31 de julho de 2025
FAMOSOS

Trend “2026 é o novo 2016” reacende debate sobre excessos na estética e saúde emocional das famosas

Comparações de fotos antigas de Jade Picon, Maisa e Viih Tube levantam críticas sobre harmonização facial; especialistas falam em busca de naturalidade e alertam para impactos psicológicos

Por Redação
Publicado em
Jade Picon, Maisa e Viih Tube - Foto: Instagram/Reprodução

A trend “2026 é o novo 2016”, que viralizou ao resgatar fotos antigas de famosas como Jade Picon, Maisa Silva e Viih Tube, fez muito mais do que provocar nostalgia. A comparação visual reacendeu um debate crítico sobre os excessos de procedimentos estéticos e trouxe à tona reflexões sobre saúde emocional, comunicação pública e pressão por padrões irreais nas redes sociais.
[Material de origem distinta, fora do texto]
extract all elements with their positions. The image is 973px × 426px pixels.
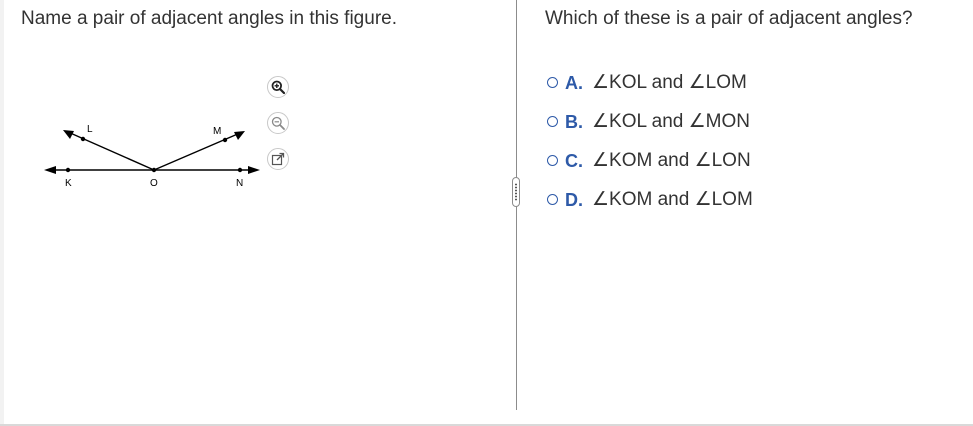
- option-d[interactable]: D. ∠KOM and ∠LOM: [547, 180, 753, 219]
- option-c[interactable]: C. ∠KOM and ∠LON: [547, 141, 753, 180]
- question-text: Name a pair of adjacent angles in this f…: [21, 8, 397, 29]
- radio-button[interactable]: [547, 193, 558, 205]
- popout-icon: [271, 152, 285, 166]
- option-text: ∠KOM and ∠LON: [592, 149, 751, 171]
- zoom-in-icon: [271, 80, 285, 94]
- option-letter: C.: [565, 150, 583, 171]
- angle-figure-svg: K O N L M: [44, 124, 260, 189]
- label-n: N: [236, 178, 243, 189]
- option-letter: B.: [565, 111, 583, 132]
- label-l: L: [87, 124, 93, 135]
- option-b[interactable]: B. ∠KOL and ∠MON: [547, 102, 753, 141]
- option-text: ∠KOL and ∠LOM: [592, 71, 747, 93]
- option-a[interactable]: A. ∠KOL and ∠LOM: [547, 63, 753, 102]
- option-text: ∠KOM and ∠LOM: [592, 188, 753, 210]
- option-text: ∠KOL and ∠MON: [592, 110, 750, 132]
- point-o: [151, 167, 157, 173]
- radio-button[interactable]: [547, 76, 558, 88]
- drag-handle-icon: [515, 183, 517, 201]
- arrow-right: [248, 166, 260, 174]
- question-pane: Name a pair of adjacent angles in this f…: [4, 0, 516, 424]
- answer-prompt: Which of these is a pair of adjacent ang…: [545, 8, 913, 29]
- ray-ol: [67, 131, 155, 171]
- label-k: K: [65, 178, 72, 189]
- answer-options: A. ∠KOL and ∠LOM B. ∠KOL and ∠MON C. ∠KO…: [547, 63, 753, 219]
- zoom-out-icon: [271, 116, 285, 130]
- app-window: Name a pair of adjacent angles in this f…: [0, 0, 973, 426]
- label-o: O: [150, 178, 158, 189]
- point-n: [237, 167, 243, 173]
- popout-button[interactable]: [267, 148, 289, 170]
- option-letter: A.: [565, 72, 583, 93]
- radio-button[interactable]: [547, 154, 558, 166]
- zoom-out-button[interactable]: [267, 112, 289, 134]
- point-k: [65, 167, 71, 173]
- arrow-left: [44, 166, 56, 174]
- answer-pane: Which of these is a pair of adjacent ang…: [518, 0, 973, 424]
- label-m: M: [213, 126, 221, 137]
- radio-button[interactable]: [547, 115, 558, 127]
- point-l: [80, 136, 86, 142]
- zoom-in-button[interactable]: [267, 76, 289, 98]
- ray-om: [153, 132, 241, 171]
- point-m: [222, 137, 228, 143]
- option-letter: D.: [565, 189, 583, 210]
- angle-figure: K O N L M: [38, 118, 268, 203]
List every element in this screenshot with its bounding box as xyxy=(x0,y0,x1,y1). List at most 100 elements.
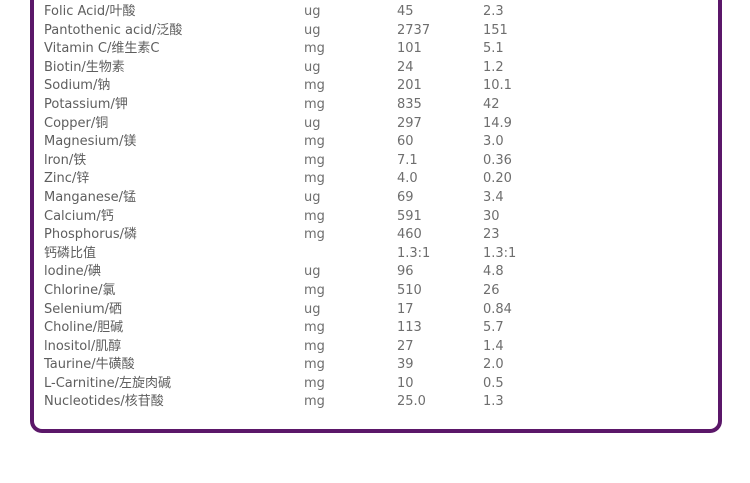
nutrient-name: Chlorine/氯 xyxy=(44,282,116,298)
nutrient-unit: ug xyxy=(304,189,321,205)
nutrient-row: Choline/胆碱 mg 113 5.7 xyxy=(44,319,704,338)
nutrient-value: 460 xyxy=(397,227,422,243)
nutrient-name: Nucleotides/核苷酸 xyxy=(44,394,164,410)
nutrient-value: 10 xyxy=(397,375,414,391)
nutrient-name: Sodium/钠 xyxy=(44,78,111,94)
nutrient-name: Selenium/硒 xyxy=(44,301,122,317)
nutrient-unit: ug xyxy=(304,22,321,38)
nutrient-value: 69 xyxy=(397,189,414,205)
nutrient-value: 201 xyxy=(397,78,422,94)
nutrient-row: Phosphorus/磷 mg 460 23 xyxy=(44,226,704,245)
nutrient-unit: ug xyxy=(304,301,321,317)
nutrient-nrv-percent: 26 xyxy=(483,282,500,298)
nutrient-row: Vitamin C/维生素C mg 101 5.1 xyxy=(44,40,704,59)
nutrient-nrv-percent: 0.84 xyxy=(483,301,512,317)
nutrient-value: 510 xyxy=(397,282,422,298)
nutrient-nrv-percent: 30 xyxy=(483,208,500,224)
nutrient-row: Selenium/硒 ug 17 0.84 xyxy=(44,301,704,320)
nutrient-unit: mg xyxy=(304,227,325,243)
nutrient-value: 25.0 xyxy=(397,394,426,410)
nutrient-value: 101 xyxy=(397,41,422,57)
nutrient-name: Choline/胆碱 xyxy=(44,320,124,336)
nutrient-row: L-Carnitine/左旋肉碱 mg 10 0.5 xyxy=(44,375,704,394)
nutrient-value: 835 xyxy=(397,96,422,112)
nutrient-nrv-percent: 42 xyxy=(483,96,500,112)
nutrient-nrv-percent: 1.4 xyxy=(483,338,504,354)
nutrient-nrv-percent: 0.36 xyxy=(483,152,512,168)
nutrient-unit: mg xyxy=(304,152,325,168)
nutrient-unit: mg xyxy=(304,282,325,298)
nutrient-name: 钙磷比值 xyxy=(44,245,97,261)
nutrient-row: Pantothenic acid/泛酸 ug 2737 151 xyxy=(44,22,704,41)
nutrient-unit: mg xyxy=(304,320,325,336)
nutrient-name: lron/铁 xyxy=(44,152,87,168)
nutrient-row: lnositol/肌醇 mg 27 1.4 xyxy=(44,338,704,357)
nutrient-unit: ug xyxy=(304,115,321,131)
nutrient-row: Taurine/牛磺酸 mg 39 2.0 xyxy=(44,356,704,375)
nutrient-nrv-percent: 2.3 xyxy=(483,4,504,19)
nutrient-row: Folic Acid/叶酸 ug 45 2.3 xyxy=(44,3,704,22)
nutrient-value: 45 xyxy=(397,4,414,19)
nutrient-unit: mg xyxy=(304,375,325,391)
nutrient-value: 96 xyxy=(397,264,414,280)
nutrient-unit: mg xyxy=(304,357,325,373)
nutrient-name: Vitamin C/维生素C xyxy=(44,41,160,57)
nutrition-table: Folic Acid/叶酸 ug 45 2.3 Pantothenic acid/泛酸 u… xyxy=(44,3,704,412)
nutrient-nrv-percent: 3.0 xyxy=(483,134,504,150)
nutrient-unit: mg xyxy=(304,134,325,150)
nutrient-row: Zinc/锌 mg 4.0 0.20 xyxy=(44,170,704,189)
nutrient-name: Taurine/牛磺酸 xyxy=(44,357,135,373)
nutrient-row: Manganese/锰 ug 69 3.4 xyxy=(44,189,704,208)
nutrient-nrv-percent: 10.1 xyxy=(483,78,512,94)
nutrient-name: lodine/碘 xyxy=(44,264,102,280)
nutrient-value: 24 xyxy=(397,59,414,75)
nutrient-value: 591 xyxy=(397,208,422,224)
nutrient-nrv-percent: 5.1 xyxy=(483,41,504,57)
nutrient-unit: ug xyxy=(304,264,321,280)
nutrient-unit: mg xyxy=(304,41,325,57)
nutrient-value: 4.0 xyxy=(397,171,418,187)
nutrient-name: Pantothenic acid/泛酸 xyxy=(44,22,183,38)
nutrient-nrv-percent: 1.2 xyxy=(483,59,504,75)
nutrient-row: Sodium/钠 mg 201 10.1 xyxy=(44,77,704,96)
nutrient-row: Magnesium/镁 mg 60 3.0 xyxy=(44,133,704,152)
nutrient-value: 39 xyxy=(397,357,414,373)
nutrient-value: 297 xyxy=(397,115,422,131)
nutrient-unit: mg xyxy=(304,208,325,224)
nutrient-value: 27 xyxy=(397,338,414,354)
nutrient-nrv-percent: 151 xyxy=(483,22,508,38)
nutrient-unit: mg xyxy=(304,171,325,187)
nutrient-nrv-percent: 1.3 xyxy=(483,394,504,410)
nutrient-name: Phosphorus/磷 xyxy=(44,227,137,243)
nutrient-unit: ug xyxy=(304,59,321,75)
nutrient-nrv-percent: 14.9 xyxy=(483,115,512,131)
nutrient-nrv-percent: 1.3:1 xyxy=(483,245,517,261)
nutrient-value: 113 xyxy=(397,320,422,336)
nutrient-name: Manganese/锰 xyxy=(44,189,137,205)
nutrient-name: Folic Acid/叶酸 xyxy=(44,4,136,19)
nutrient-row: Potassium/钾 mg 835 42 xyxy=(44,96,704,115)
nutrient-row: Copper/铜 ug 297 14.9 xyxy=(44,115,704,134)
nutrient-unit: mg xyxy=(304,394,325,410)
nutrient-value: 1.3:1 xyxy=(397,245,431,261)
nutrient-value: 17 xyxy=(397,301,414,317)
nutrient-row: Calcium/钙 mg 591 30 xyxy=(44,208,704,227)
nutrient-value: 2737 xyxy=(397,22,431,38)
nutrient-row: lron/铁 mg 7.1 0.36 xyxy=(44,152,704,171)
nutrient-row: lodine/碘 ug 96 4.8 xyxy=(44,263,704,282)
nutrient-nrv-percent: 4.8 xyxy=(483,264,504,280)
nutrient-name: Biotin/生物素 xyxy=(44,59,125,75)
nutrient-nrv-percent: 5.7 xyxy=(483,320,504,336)
nutrient-nrv-percent: 0.20 xyxy=(483,171,512,187)
nutrient-nrv-percent: 23 xyxy=(483,227,500,243)
nutrient-nrv-percent: 0.5 xyxy=(483,375,504,391)
nutrient-name: Potassium/钾 xyxy=(44,96,128,112)
nutrient-name: lnositol/肌醇 xyxy=(44,338,122,354)
nutrient-row: Nucleotides/核苷酸 mg 25.0 1.3 xyxy=(44,393,704,412)
nutrient-row: 钙磷比值 1.3:1 1.3:1 xyxy=(44,245,704,264)
nutrient-name: Zinc/锌 xyxy=(44,171,90,187)
nutrient-name: Copper/铜 xyxy=(44,115,109,131)
nutrient-nrv-percent: 3.4 xyxy=(483,189,504,205)
nutrient-name: L-Carnitine/左旋肉碱 xyxy=(44,375,172,391)
nutrient-row: Chlorine/氯 mg 510 26 xyxy=(44,282,704,301)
A principal crítica recai sobre as transformações faciais atribuídas à harmonização facial. Para o cirurgião plástico Yuri Moresco, a repercussão sinaliza uma mudança no olhar do público: "A estética caminha para a naturalidade, não para a padronização". Ele e a cirurgiã-dentista Amanda Santos afirmam que os procedimentos continuam populares, mas com uma nova abordagem que prioriza a individualidade e técnicas sutis, evitando a descaracterização.

A especialista em comunicação Jackeline Georgia observa que a exposição ao passado também provoca ajustes no discurso público, levando muitas celebridades a adotarem uma postura mais madura, acessível e menos ensaiada.

Do ponto de vista psicológico, a trend acende um alerta. A psiquiatra Jéssica Martani e a psicóloga Mariane Pires Marchetti explicam que comparações constantes, especialmente em um ambiente de alta exposição como as redes sociais, podem gerar frustração, ansiedade e afetar a autoestima. "O risco aparece quando a comparação se torna uma régua de valor pessoal", destaca Marchetti.

Para os especialistas, a discussão gerada pela trend vai além da estética. Ela reflete uma mudança cultural mais ampla, onde a busca por uma beleza padronizada e exagerada perde espaço para um ideal mais realista e consciente. A exposição excessiva, seja na imagem ou no discurso, está sendo crescentemente questionada por um público mais atento, que valoriza a autenticidade e o equilíbrio entre a transformação e a preservação da identidade.